Installation Requirements
-------------------------
Ensure the following dependencies are installed:

Standard Python Libraries:
- os
- argparse
- datetime
- math
- copy
- typing (Optional)
- itertools (combinations)

MPI and CLI:
- mpi4py
- click

Numerical and Data Handling:
- numpy
- pandas
- scipy (stats, linalg, spatial.distance)
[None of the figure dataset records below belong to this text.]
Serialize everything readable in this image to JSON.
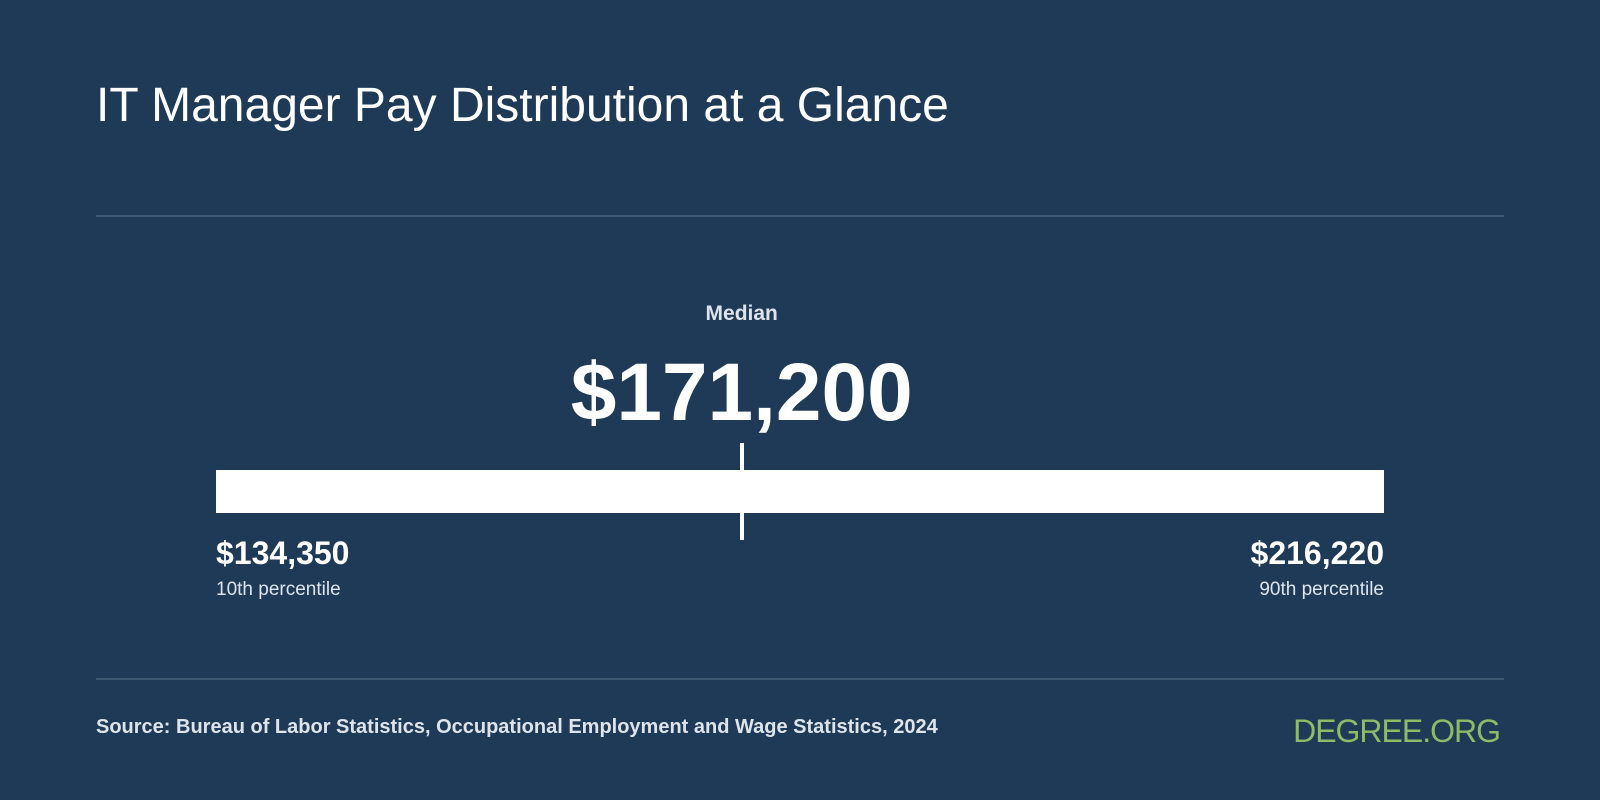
{
  "title": "IT Manager Pay Distribution at a Glance",
  "chart_data": {
    "type": "range",
    "min": {
      "value": 134350,
      "display": "$134,350",
      "label": "10th percentile"
    },
    "median": {
      "value": 171200,
      "display": "$171,200",
      "label": "Median"
    },
    "max": {
      "value": 216220,
      "display": "$216,220",
      "label": "90th percentile"
    }
  },
  "source": "Source: Bureau of Labor Statistics, Occupational Employment and Wage Statistics, 2024",
  "logo_text": "DEGREE.ORG",
  "colors": {
    "background": "#1e3a56",
    "bar": "#ffffff",
    "logo": "#8dbb66"
  }
}
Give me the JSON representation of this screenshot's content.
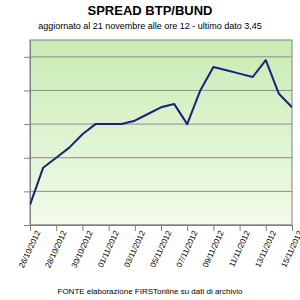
{
  "chart_data": {
    "type": "line",
    "title": "SPREAD BTP/BUND",
    "subtitle": "aggiornato al 21 novembre alle ore 12 - ultimo dato 3,45",
    "annotations": [
      "FONTE elaborazione FIRSTonline su dati di archivio"
    ],
    "categories": [
      "26/10/2012",
      null,
      "28/10/2012",
      null,
      "30/10/2012",
      null,
      "01/11/2012",
      null,
      "03/11/2012",
      null,
      "05/11/2012",
      null,
      "07/11/2012",
      null,
      "09/11/2012",
      null,
      "11/11/2012",
      null,
      "13/11/2012",
      null,
      "15/11/2012"
    ],
    "values": [
      3.16,
      3.27,
      3.3,
      3.33,
      3.37,
      3.4,
      3.4,
      3.4,
      3.41,
      3.43,
      3.45,
      3.46,
      3.4,
      3.5,
      3.57,
      3.56,
      3.55,
      3.54,
      3.59,
      3.49,
      3.45
    ],
    "color": "#1f1f7a",
    "ylim": [
      3.1,
      3.65
    ],
    "yticks": [
      3.1,
      3.2,
      3.3,
      3.4,
      3.5,
      3.6
    ],
    "grid": true,
    "tick_labels": "x"
  }
}
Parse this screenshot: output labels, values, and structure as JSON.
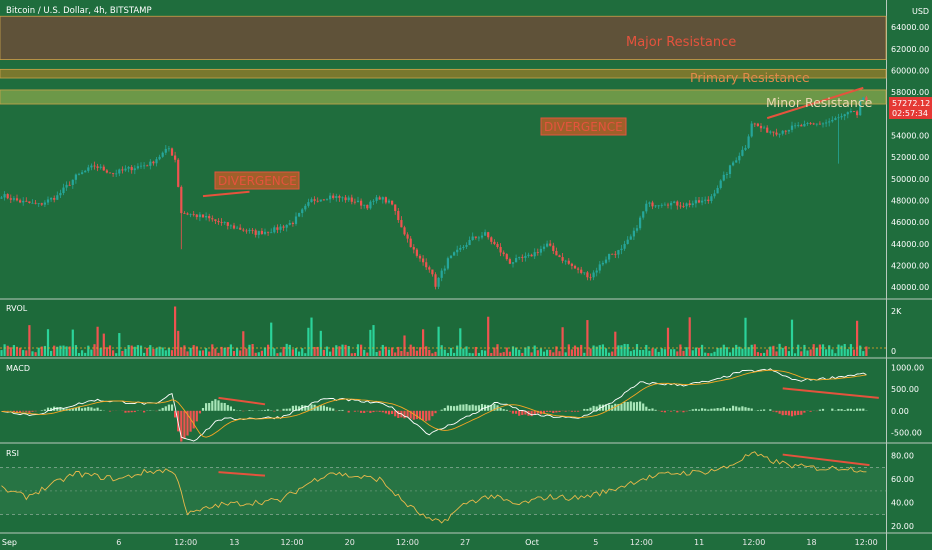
{
  "header": {
    "title": "Bitcoin / U.S. Dollar, 4h, BITSTAMP",
    "currency": "USD"
  },
  "colors": {
    "bg": "#1f6d3d",
    "up": "#26a69a",
    "down": "#ef5350",
    "zone_major": "#6b4e38",
    "zone_primary": "#8a7a2c",
    "zone_minor": "#7aa04a",
    "annotation": "#e5533d",
    "price_tag": "#e53935",
    "macd": "#ffffff",
    "signal": "#f5a623",
    "rsi": "#e8b84a"
  },
  "annotations": {
    "major_resistance": "Major Resistance",
    "primary_resistance": "Primary Resistance",
    "minor_resistance": "Minor Resistance",
    "divergence_1": "DIVERGENCE",
    "divergence_2": "DIVERGENCE"
  },
  "price_tag": {
    "price": "57272.12",
    "countdown": "02:57:34"
  },
  "panels": {
    "rvol": "RVOL",
    "macd": "MACD",
    "rsi": "RSI"
  },
  "chart_data": [
    {
      "type": "candlestick",
      "title": "Bitcoin / U.S. Dollar, 4h, BITSTAMP",
      "y_ticks": [
        "64000.00",
        "62000.00",
        "60000.00",
        "58000.00",
        "56000.00",
        "54000.00",
        "52000.00",
        "50000.00",
        "48000.00",
        "46000.00",
        "44000.00",
        "42000.00",
        "40000.00"
      ],
      "ylim": [
        39000,
        66500
      ],
      "x_ticks": [
        "Sep",
        "6",
        "12:00",
        "13",
        "12:00",
        "20",
        "12:00",
        "27",
        "Oct",
        "5",
        "12:00",
        "11",
        "12:00",
        "18",
        "12:00"
      ],
      "zones": [
        {
          "label": "Major Resistance",
          "from": 61000,
          "to": 65000
        },
        {
          "label": "Primary Resistance",
          "from": 59300,
          "to": 60100
        },
        {
          "label": "Minor Resistance",
          "from": 56900,
          "to": 58200
        }
      ],
      "anchors": [
        [
          0,
          48500
        ],
        [
          6,
          47900
        ],
        [
          12,
          47600
        ],
        [
          18,
          48400
        ],
        [
          24,
          50200
        ],
        [
          30,
          51200
        ],
        [
          36,
          50500
        ],
        [
          42,
          51000
        ],
        [
          48,
          51400
        ],
        [
          54,
          52800
        ],
        [
          56,
          51800
        ],
        [
          58,
          46900
        ],
        [
          66,
          46400
        ],
        [
          74,
          45600
        ],
        [
          82,
          45000
        ],
        [
          88,
          45300
        ],
        [
          94,
          46000
        ],
        [
          100,
          48000
        ],
        [
          106,
          48400
        ],
        [
          112,
          48100
        ],
        [
          118,
          47500
        ],
        [
          122,
          48300
        ],
        [
          126,
          47600
        ],
        [
          130,
          45000
        ],
        [
          134,
          42800
        ],
        [
          138,
          41800
        ],
        [
          140,
          40200
        ],
        [
          144,
          42500
        ],
        [
          148,
          43500
        ],
        [
          152,
          44500
        ],
        [
          156,
          44900
        ],
        [
          160,
          43600
        ],
        [
          164,
          42300
        ],
        [
          170,
          42800
        ],
        [
          176,
          43900
        ],
        [
          180,
          42800
        ],
        [
          186,
          41500
        ],
        [
          190,
          41000
        ],
        [
          196,
          43000
        ],
        [
          200,
          43400
        ],
        [
          204,
          45000
        ],
        [
          208,
          47600
        ],
        [
          214,
          47800
        ],
        [
          220,
          47600
        ],
        [
          228,
          48000
        ],
        [
          232,
          49700
        ],
        [
          236,
          51500
        ],
        [
          240,
          53000
        ],
        [
          242,
          55200
        ],
        [
          246,
          54500
        ],
        [
          250,
          54300
        ],
        [
          256,
          54800
        ],
        [
          262,
          55000
        ],
        [
          266,
          55200
        ],
        [
          270,
          55600
        ],
        [
          274,
          56100
        ],
        [
          276,
          55900
        ],
        [
          277,
          57272
        ]
      ],
      "volume": {
        "y_ticks": [
          "2K",
          "0"
        ],
        "ylim": [
          0,
          2400
        ]
      },
      "macd": {
        "y_ticks": [
          "1000.00",
          "500.00",
          "0.00",
          "-500.00"
        ],
        "ylim": [
          -700,
          1200
        ],
        "anchors": [
          [
            0,
            0
          ],
          [
            10,
            -100
          ],
          [
            30,
            250
          ],
          [
            50,
            150
          ],
          [
            55,
            400
          ],
          [
            58,
            -600
          ],
          [
            62,
            -700
          ],
          [
            70,
            -200
          ],
          [
            90,
            -150
          ],
          [
            104,
            280
          ],
          [
            112,
            250
          ],
          [
            124,
            150
          ],
          [
            132,
            -200
          ],
          [
            138,
            -550
          ],
          [
            146,
            -280
          ],
          [
            160,
            200
          ],
          [
            172,
            -100
          ],
          [
            186,
            -180
          ],
          [
            196,
            150
          ],
          [
            206,
            650
          ],
          [
            220,
            600
          ],
          [
            230,
            700
          ],
          [
            238,
            900
          ],
          [
            248,
            950
          ],
          [
            256,
            700
          ],
          [
            266,
            750
          ],
          [
            277,
            850
          ]
        ]
      },
      "rsi": {
        "y_ticks": [
          "80.00",
          "60.00",
          "40.00",
          "20.00"
        ],
        "ylim": [
          15,
          90
        ],
        "bands": [
          70,
          30
        ],
        "anchors": [
          [
            0,
            52
          ],
          [
            8,
            45
          ],
          [
            16,
            55
          ],
          [
            24,
            65
          ],
          [
            32,
            62
          ],
          [
            38,
            60
          ],
          [
            46,
            66
          ],
          [
            54,
            68
          ],
          [
            57,
            60
          ],
          [
            60,
            30
          ],
          [
            70,
            38
          ],
          [
            80,
            40
          ],
          [
            90,
            42
          ],
          [
            100,
            58
          ],
          [
            106,
            66
          ],
          [
            112,
            63
          ],
          [
            122,
            60
          ],
          [
            130,
            40
          ],
          [
            138,
            25
          ],
          [
            142,
            23
          ],
          [
            150,
            40
          ],
          [
            158,
            46
          ],
          [
            166,
            38
          ],
          [
            176,
            45
          ],
          [
            186,
            44
          ],
          [
            196,
            50
          ],
          [
            206,
            60
          ],
          [
            216,
            65
          ],
          [
            226,
            66
          ],
          [
            234,
            70
          ],
          [
            242,
            82
          ],
          [
            248,
            76
          ],
          [
            256,
            71
          ],
          [
            266,
            69
          ],
          [
            272,
            70
          ],
          [
            277,
            68
          ]
        ]
      },
      "divergence_lines": {
        "price": [
          [
            [
              65,
              48400
            ],
            [
              80,
              48800
            ]
          ],
          [
            [
              247,
              55600
            ],
            [
              278,
              58400
            ]
          ]
        ],
        "macd": [
          [
            [
              70,
              300
            ],
            [
              85,
              150
            ]
          ],
          [
            [
              252,
              520
            ],
            [
              283,
              300
            ]
          ]
        ],
        "rsi": [
          [
            [
              70,
              66
            ],
            [
              85,
              63
            ]
          ],
          [
            [
              252,
              81
            ],
            [
              280,
              72
            ]
          ]
        ]
      }
    }
  ]
}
Machine Learning and Metrics:
- scikit-learn (metrics)

Specialized Geospatial Modeling:
- spglm (family, glm, iwls, utils)


Data Format
-----------
Input data must be a CSV file with the following column order:

longitude, latitude, dependent_variable, independent_variable_1, ..., independent_variable_n

Categorical variables must be pre-processed into dummy variables.
Example: For a 3-class variable ("urban", "peri-urban", "rural"), create:
- urban_dummy: 1 if urban, else 0
- peri_urban_dummy: 1 if peri-urban, else 0
- Rural becomes the reference class (excluded)

Usage
-----
After preparing your dataset and ensuring all dependencies are installed, the model can be run via the command line:

MPI Commands (parallel):
----------------------------
- fastsgwr run -np x -data path_to_data (by default the kernel is Gaussian function, and doesn't standardize the data)
- fastsgwr run -np x -data path_to_data -standardize (using Gaussian function and standardize the input data)
- fastsgwr run -np x -data path_to_data -bisquare 
- fastsgwr run -np x -data path_to_data -bisquare -standardize
- fastsgwr run -np x -data path_to_data -biga (adaptive bisquare and gaussian)
- fastsgwr run -np x -data path__to_data -gwr (run gwr as well in parallel)
- x: Number of cores
- path_to_data: Path to the CSV dataset

The output will be a CSV file saved in the same input directory, and containing local coefficients and performance metrics.
PI Commands (parallel):

Serial commands:
----------------------------
- selector = ALPHA(g_coords, g_y, g_x, data, fixed=True, kernel='gaussian') ## for fixed bandwidth and gaussian kernel
- bw, alpha = selector.fit()
- sgwr_model = SGWR(g_coords, g_y, g_x, bw, data, alpha, fixed=True, kernel='gaussian') ## after bandwidth and alpha optimizationi
- result = sgwr_model.fit()
- selector = ALPHA(g_coords, g_y, g_x, data) ## for adaptive bandwidth and bisquare kernel
- bw, alpha = selector.fit()
- sgwr_model = SGWR(g_coords, g_y, g_x, bw, data, alpha) 
- result = sgwr_model.fit()

Parameter extraction when running in serial mode:
----------------------------
- result.R2
- result.adj_R2
- result.aicc
- result.aic
- result.params
- result.bse
- result.localR2
- result.filter_tvals()
- result.filter_tvals(alpha=0.05) ### t values with 95% confidence interval
- result.summary()

Citation
--------
If you use this package in your work, please cite the following articles:

1. Lessani, M. Naser, and Zhenlong Li. "SGWR: similarity and geographically weighted regression." International Journal of Geographical Information Science 38, no. 7 (2024): 1232-1255.
2. Lessani, M. Naser, and Zhenlong Li. "Enhancing the Computational Efficiency of the SGWR Model and Introducing Its Software Implementation." Annals of GIS (2025).